Buttermilk preparation called Acchika:

The buttermilk from previous day is strained through a cloth and powdered rock salt is added to it. It is then fumigated with the smoke of appetizers. Such buttermilk instantly stimulates the appetite.

 

For Hemorrhoids:
There is no medicine, better then buttermilk for the cure of piles caused by the predominance of aggravated Vayu and kapha depending upon the Dosha involved, it is taken along with fat (for Vayu) or in an unctuous from(for Kapha).
The physician acquainted with the specifications of the strength of the patient as well as the nature of the season is given buttermilk for either a week or for 10 days or for 15 days or for a month.


If the Kayagni (power of digestion and metabolism) of the patient is very weak, then he is given only buttermilk both morning and evening, otherwise Takravalehika linctus prepared by adding buttermilk to the flour of fried paddy is given in the evening. After the buttermilk taken in the morning is digested, in the evening the patient is given a thin gruel prepared by adding buttermilk along with rocksalt, thereafter, rice mixed with buttermilk added with fat is given and buttermilk is given to such a patient as a drink. As food, he may be given vegetable soup or meat soup along with buttermilk. Alternatively, vegetable soup and meat soup prepared by boiling with buttermilk can be given to him.

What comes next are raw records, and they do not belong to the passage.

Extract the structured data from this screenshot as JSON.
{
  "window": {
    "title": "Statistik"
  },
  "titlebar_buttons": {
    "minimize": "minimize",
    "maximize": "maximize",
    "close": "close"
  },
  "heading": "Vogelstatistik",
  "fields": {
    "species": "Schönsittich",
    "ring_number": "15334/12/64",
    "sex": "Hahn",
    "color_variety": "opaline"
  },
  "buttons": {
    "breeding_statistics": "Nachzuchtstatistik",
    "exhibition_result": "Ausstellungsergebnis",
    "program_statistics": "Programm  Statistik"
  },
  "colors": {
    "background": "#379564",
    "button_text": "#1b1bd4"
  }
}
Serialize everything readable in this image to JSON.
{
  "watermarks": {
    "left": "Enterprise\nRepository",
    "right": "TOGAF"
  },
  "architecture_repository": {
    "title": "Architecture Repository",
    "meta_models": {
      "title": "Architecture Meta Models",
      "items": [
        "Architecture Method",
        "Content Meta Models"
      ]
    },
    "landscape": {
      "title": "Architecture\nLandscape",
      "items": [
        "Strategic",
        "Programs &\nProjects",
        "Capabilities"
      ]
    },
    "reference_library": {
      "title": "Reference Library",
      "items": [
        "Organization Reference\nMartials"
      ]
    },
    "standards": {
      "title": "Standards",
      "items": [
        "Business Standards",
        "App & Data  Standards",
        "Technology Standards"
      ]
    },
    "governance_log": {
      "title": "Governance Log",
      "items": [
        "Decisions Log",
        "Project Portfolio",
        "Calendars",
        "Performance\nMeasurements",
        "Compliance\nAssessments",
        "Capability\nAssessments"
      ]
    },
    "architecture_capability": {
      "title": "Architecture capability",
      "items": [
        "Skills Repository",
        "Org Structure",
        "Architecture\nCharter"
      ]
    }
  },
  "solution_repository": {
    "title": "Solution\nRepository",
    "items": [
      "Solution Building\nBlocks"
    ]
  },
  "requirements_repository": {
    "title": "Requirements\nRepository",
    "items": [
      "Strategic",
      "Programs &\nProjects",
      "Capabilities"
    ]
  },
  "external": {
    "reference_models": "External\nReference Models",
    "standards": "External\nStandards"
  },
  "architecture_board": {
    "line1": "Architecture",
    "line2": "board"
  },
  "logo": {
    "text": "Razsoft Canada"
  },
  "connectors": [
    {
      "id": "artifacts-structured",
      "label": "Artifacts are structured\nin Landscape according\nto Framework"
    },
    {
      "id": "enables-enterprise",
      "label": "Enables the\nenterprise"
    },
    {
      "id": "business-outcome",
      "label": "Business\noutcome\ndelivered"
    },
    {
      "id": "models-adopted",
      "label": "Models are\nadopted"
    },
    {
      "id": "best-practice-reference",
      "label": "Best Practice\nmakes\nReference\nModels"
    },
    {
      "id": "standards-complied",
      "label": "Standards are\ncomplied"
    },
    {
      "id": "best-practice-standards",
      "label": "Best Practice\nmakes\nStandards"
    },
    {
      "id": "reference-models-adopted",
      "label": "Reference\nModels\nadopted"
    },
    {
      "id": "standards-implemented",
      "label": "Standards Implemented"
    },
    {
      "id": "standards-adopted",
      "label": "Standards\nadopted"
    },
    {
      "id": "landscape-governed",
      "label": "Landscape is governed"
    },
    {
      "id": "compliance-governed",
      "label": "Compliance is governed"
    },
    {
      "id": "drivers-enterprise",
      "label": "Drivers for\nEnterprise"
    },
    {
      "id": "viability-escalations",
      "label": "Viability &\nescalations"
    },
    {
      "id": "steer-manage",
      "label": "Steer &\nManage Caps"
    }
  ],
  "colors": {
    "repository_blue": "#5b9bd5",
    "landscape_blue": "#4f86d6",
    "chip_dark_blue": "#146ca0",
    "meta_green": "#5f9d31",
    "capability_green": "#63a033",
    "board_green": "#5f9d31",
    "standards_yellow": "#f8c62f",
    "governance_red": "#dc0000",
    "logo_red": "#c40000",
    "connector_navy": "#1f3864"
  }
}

Butter milk is administered up to 1 month, and thereafter, it is gradually withdrawn. It is withdrawn gradually in the same quantity in which it was increased.


While reducing buttermilk, the patient total food intake is reduced. Adoption of this procedure will promote and maintain his energy, maintain the strength of his digestive powder and promote his strength, plumpness as well as completion.


Buttermilk is of 3 types:
1) From which fat is completely removed
2) From which half of the fat is removed and
3) From which fat is not at all removed.

The physician acquainted with the nature of the Doshas involved in the causation of the disease, Agni (digestive capacity) of the patient and his strength should administer any of the above mentioned 3 types of buttermilk appropriately.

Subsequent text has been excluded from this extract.